Year:  2016        PMID: 28292155      PMCID: PMC5326240          DOI: 10.11604/pamj.2016.25.193.10929

Source DB:  PubMed          Journal:  Pan Afr Med J


Introduction

Le cancer de l’ovaire est le plus difficile des cancers gynécologiques à diagnostiquer à cause de ses symptômes peu spécifiques. La tuberculose péritonéale représente l’un des diagnostics différentiels, car elle peut mimer un tableau de cancer ovarien évolué tout en augmentant les marqueurs sériques classiquement associés à ce cancer.

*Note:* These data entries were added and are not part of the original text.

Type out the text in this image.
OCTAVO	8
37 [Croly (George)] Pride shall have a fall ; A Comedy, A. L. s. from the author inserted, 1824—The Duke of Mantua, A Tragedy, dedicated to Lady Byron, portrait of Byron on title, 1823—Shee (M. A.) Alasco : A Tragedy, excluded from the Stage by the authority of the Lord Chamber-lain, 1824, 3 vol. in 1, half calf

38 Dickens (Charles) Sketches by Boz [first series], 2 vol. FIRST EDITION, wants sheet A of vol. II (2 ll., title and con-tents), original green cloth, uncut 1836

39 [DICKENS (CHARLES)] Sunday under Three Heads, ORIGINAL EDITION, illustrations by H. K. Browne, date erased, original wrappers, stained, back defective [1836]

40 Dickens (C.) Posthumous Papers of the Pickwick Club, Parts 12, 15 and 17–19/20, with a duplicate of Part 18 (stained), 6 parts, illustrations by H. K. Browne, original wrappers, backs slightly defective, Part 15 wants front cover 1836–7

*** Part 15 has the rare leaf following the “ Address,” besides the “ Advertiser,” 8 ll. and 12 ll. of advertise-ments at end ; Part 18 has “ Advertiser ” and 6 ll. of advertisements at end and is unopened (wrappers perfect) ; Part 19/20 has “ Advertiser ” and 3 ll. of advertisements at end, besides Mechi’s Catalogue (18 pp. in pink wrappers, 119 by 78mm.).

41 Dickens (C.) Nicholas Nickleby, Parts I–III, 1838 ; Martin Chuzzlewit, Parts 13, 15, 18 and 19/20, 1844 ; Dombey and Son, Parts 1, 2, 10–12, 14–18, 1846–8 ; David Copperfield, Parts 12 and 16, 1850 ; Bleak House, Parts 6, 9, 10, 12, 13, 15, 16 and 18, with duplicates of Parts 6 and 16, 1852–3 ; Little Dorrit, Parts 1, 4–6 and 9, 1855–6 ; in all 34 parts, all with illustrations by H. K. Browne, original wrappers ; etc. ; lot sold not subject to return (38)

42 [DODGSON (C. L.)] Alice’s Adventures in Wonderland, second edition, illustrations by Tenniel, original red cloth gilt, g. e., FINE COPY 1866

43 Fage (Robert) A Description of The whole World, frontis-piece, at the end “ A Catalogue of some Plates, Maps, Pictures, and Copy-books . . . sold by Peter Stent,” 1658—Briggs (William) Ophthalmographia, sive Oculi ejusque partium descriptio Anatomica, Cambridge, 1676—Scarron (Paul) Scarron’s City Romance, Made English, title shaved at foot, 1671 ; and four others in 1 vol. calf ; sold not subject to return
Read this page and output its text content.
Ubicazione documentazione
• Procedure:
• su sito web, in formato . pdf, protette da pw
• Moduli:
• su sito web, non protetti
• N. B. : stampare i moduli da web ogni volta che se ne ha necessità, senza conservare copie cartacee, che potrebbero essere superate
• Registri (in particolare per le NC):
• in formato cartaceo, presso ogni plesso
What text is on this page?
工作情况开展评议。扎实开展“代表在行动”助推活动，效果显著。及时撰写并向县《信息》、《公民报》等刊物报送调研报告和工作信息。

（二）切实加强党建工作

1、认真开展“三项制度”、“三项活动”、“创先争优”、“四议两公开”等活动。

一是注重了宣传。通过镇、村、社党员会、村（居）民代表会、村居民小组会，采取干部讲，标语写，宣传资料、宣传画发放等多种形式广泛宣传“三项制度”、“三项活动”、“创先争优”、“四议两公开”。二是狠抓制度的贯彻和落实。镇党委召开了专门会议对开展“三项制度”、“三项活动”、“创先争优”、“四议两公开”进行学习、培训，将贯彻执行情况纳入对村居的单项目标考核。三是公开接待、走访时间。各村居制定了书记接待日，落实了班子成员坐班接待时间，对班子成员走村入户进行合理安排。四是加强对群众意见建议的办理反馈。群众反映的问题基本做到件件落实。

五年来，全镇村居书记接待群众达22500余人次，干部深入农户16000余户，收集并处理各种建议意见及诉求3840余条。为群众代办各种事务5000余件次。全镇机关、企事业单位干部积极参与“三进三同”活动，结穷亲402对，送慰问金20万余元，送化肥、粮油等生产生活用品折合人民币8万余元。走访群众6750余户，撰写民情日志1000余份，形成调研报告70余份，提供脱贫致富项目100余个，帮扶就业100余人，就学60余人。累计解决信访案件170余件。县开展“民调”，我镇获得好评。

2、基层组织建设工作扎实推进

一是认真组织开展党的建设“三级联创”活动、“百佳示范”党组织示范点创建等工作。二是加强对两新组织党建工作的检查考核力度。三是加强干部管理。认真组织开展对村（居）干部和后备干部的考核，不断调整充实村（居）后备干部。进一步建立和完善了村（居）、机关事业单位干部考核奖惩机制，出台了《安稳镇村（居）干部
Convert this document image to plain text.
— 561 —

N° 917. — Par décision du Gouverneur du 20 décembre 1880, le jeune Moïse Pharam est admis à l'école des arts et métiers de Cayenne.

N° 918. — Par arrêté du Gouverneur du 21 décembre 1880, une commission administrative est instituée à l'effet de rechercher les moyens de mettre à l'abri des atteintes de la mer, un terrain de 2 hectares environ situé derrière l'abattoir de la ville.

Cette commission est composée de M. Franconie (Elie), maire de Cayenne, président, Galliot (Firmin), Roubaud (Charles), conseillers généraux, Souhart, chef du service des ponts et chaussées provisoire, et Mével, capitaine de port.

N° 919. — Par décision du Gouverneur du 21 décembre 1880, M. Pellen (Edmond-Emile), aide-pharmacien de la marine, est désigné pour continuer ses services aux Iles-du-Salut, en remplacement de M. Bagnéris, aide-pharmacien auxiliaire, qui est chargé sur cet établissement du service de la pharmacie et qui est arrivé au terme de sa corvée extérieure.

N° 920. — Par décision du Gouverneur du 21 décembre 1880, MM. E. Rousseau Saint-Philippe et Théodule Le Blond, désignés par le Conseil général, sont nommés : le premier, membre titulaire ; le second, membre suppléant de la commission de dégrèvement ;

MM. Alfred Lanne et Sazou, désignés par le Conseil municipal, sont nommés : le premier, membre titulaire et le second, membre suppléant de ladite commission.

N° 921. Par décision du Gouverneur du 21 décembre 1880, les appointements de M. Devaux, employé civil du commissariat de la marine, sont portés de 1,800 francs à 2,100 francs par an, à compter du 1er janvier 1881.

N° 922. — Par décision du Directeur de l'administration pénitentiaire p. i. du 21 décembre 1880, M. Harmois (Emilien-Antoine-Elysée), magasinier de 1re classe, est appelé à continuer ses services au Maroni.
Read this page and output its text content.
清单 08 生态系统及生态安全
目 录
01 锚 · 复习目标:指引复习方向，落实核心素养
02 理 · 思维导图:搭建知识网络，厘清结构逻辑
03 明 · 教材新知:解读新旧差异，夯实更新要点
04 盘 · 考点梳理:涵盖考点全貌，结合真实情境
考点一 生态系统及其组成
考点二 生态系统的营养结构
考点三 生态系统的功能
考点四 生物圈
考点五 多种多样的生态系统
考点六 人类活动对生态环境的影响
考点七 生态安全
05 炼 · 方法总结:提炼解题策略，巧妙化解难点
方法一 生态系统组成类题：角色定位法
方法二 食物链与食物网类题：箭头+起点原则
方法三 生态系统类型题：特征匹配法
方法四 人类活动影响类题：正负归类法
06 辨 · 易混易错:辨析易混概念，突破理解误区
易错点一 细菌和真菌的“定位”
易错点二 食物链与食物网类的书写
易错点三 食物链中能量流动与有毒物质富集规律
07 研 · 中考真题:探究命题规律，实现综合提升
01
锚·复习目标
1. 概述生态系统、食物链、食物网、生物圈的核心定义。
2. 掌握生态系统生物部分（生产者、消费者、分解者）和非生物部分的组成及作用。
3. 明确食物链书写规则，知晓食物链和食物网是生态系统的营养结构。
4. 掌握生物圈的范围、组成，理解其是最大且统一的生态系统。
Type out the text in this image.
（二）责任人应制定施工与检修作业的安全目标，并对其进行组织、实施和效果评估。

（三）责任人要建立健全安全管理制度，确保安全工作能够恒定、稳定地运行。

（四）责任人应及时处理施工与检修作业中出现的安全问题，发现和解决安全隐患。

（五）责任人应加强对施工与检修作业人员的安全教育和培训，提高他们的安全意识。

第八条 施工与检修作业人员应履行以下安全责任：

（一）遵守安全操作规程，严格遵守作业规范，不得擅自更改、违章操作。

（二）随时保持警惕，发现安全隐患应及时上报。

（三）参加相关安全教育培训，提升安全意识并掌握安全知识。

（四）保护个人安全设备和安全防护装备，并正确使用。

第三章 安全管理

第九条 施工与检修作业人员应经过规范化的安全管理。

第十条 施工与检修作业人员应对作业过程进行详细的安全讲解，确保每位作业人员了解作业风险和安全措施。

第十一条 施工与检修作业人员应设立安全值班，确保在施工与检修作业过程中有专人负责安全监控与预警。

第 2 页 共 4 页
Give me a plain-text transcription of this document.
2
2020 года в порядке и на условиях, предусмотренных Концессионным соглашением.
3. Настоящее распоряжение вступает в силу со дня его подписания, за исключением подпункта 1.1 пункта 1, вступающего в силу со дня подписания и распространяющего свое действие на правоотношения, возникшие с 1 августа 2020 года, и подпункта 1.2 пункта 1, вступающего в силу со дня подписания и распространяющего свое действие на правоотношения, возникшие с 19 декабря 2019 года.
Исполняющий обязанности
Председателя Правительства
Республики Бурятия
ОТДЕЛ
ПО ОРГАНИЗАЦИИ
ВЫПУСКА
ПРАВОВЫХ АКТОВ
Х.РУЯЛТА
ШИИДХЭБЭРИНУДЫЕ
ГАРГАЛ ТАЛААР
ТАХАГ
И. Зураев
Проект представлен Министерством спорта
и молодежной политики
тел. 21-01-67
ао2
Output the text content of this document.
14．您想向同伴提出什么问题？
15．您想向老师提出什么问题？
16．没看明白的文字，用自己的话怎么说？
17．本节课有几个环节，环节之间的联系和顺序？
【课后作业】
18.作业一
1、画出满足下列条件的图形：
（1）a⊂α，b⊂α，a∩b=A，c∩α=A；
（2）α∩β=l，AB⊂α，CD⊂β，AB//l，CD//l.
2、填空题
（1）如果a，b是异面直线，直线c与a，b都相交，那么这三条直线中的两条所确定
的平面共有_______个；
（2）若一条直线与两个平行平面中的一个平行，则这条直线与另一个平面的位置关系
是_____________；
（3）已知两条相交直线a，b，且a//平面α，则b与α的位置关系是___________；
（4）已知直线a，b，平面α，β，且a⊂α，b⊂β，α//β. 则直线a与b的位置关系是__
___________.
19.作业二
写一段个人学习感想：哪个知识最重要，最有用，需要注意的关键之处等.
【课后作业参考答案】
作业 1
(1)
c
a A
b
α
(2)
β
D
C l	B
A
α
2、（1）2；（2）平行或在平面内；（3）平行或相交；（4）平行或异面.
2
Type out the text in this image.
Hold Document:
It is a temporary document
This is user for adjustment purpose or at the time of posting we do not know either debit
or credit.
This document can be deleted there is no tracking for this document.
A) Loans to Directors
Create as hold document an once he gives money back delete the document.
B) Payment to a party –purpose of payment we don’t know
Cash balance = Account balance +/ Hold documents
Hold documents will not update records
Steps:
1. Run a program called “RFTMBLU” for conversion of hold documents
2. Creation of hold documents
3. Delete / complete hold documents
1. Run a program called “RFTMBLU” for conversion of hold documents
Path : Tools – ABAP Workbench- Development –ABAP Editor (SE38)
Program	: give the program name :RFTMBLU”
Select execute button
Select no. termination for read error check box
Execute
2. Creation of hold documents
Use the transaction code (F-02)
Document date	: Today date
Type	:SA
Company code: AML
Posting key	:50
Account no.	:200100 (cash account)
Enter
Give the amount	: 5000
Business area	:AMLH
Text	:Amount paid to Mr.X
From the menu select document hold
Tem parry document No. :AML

Dans une étude menée par Oge et al, parmi les 612 patientes opérées pour suspicion de cancer ovarien, 20 cas (soit 3.2%) étaient une tuberculose péritonéale confirmé en postopératoire [1]. Nous rapportons un nouveau cas de tuberculose péritonéale simulant un cancer ovarien évolué et nous discutons, à travers une revue de littérature, les difficultés diagnostiques et thérapeutiques imposées par cette entité.

Patient et observation

Une patiente âgée de 43 ans, d’origine rural, multipare, sans antécédents pathologiques notables, admise dans notre formation pour des douleurs abdomino-pelviennes chroniques, évoluant dans un contexte d’anorexie et d’amaigrissement non chiffré. L’examen clinique à l’admission objectivait un abdomen légèrement distendu avec matité des flancs. L’échographie abdomino-pelvienne montrait un aspect hétérogène de l’ovaire gauche, mesurant 5cm de grand axe, baignant dans un épanchement péritonéal de moyenne abondance. L’utérus était de taille normale, d’échostructure homogène avec un endomètre fin. L’ovaire controlatéral était d’aspect normal. Le complément tomodensitométrique confirmait l’aspect hétérogène de l’ovaire gauche et l’épanchement péritonéal, associé à un épaississement mésentérique (Figure 1). A l’étage thoracique, on notait la présence des lésions nodulaires sous pleurales intéressant le lobe moyen et inférieur droit (Figure 2). Le CA125 était augmenté à 445,2 UI/ml alors que les autres marqueurs tumoraux (antigène carcino-embryonnaire, alfa fœtoprotein et l’HCG) étaient normaux. Le reste du bilan biologique était normal. Devant ce tableau, le diagnostic d’un cancer ovarien gauche avec ascite et carcinose péritonéale était évoqué sans exclure une tuberculose péritonéale secondaire à une localisation pulmonaire séquellaire. Une laparotomie médiane exploratrice a était réalisée mettant en évidence la présence d’une inflammation péritonéale diffuse associée et de multiples formations blanchâtres au niveau du péritoine et l’épiploon (Figure 3). Le pelvis était blindé et adhérentiel gênant l’exploration de l’utérus et des annexes. Une biopsie des granulations blanchâtres était réalisée. L’examen anatomo-pathologique extemporané objectivait la présence d’un granulome épithèloïde et gigantocellulaire avec nécrose caséeuse en faveur d’une tuberculose péritonéale (Figure 4). L’évolution était bonne sous traitement antibacillaire selon le protocole 2ERHZ/4RH, avec un recul de 18 mois.
Figure 1

Coupes tomodensitométriques de l’étage abdominopelvien. A: aspect hétérogène de l’ovaire gauche (tête de la flèche) mesurant 45x40 mm, associé à un épanchement péritonéal (flèche blanche). B: épaississement mésentérique (flèche blanche)

Figure 2

Lésions nodulaires sous pleurales intéressant le lobe moyen et inférieur droit sur une coupe tomodensitométrique

Figure 3

Vue per opératoire objectivant une inflammation péritonéale diffuse associée à des multiples formations blanchâtres au niveau du péritoine et l’épiploon (flèche bleue)

Figure 4

Aspect microscopique du granulome épithèloïde et gigantocellulaire avec nécrose caséeuse (flèches noires)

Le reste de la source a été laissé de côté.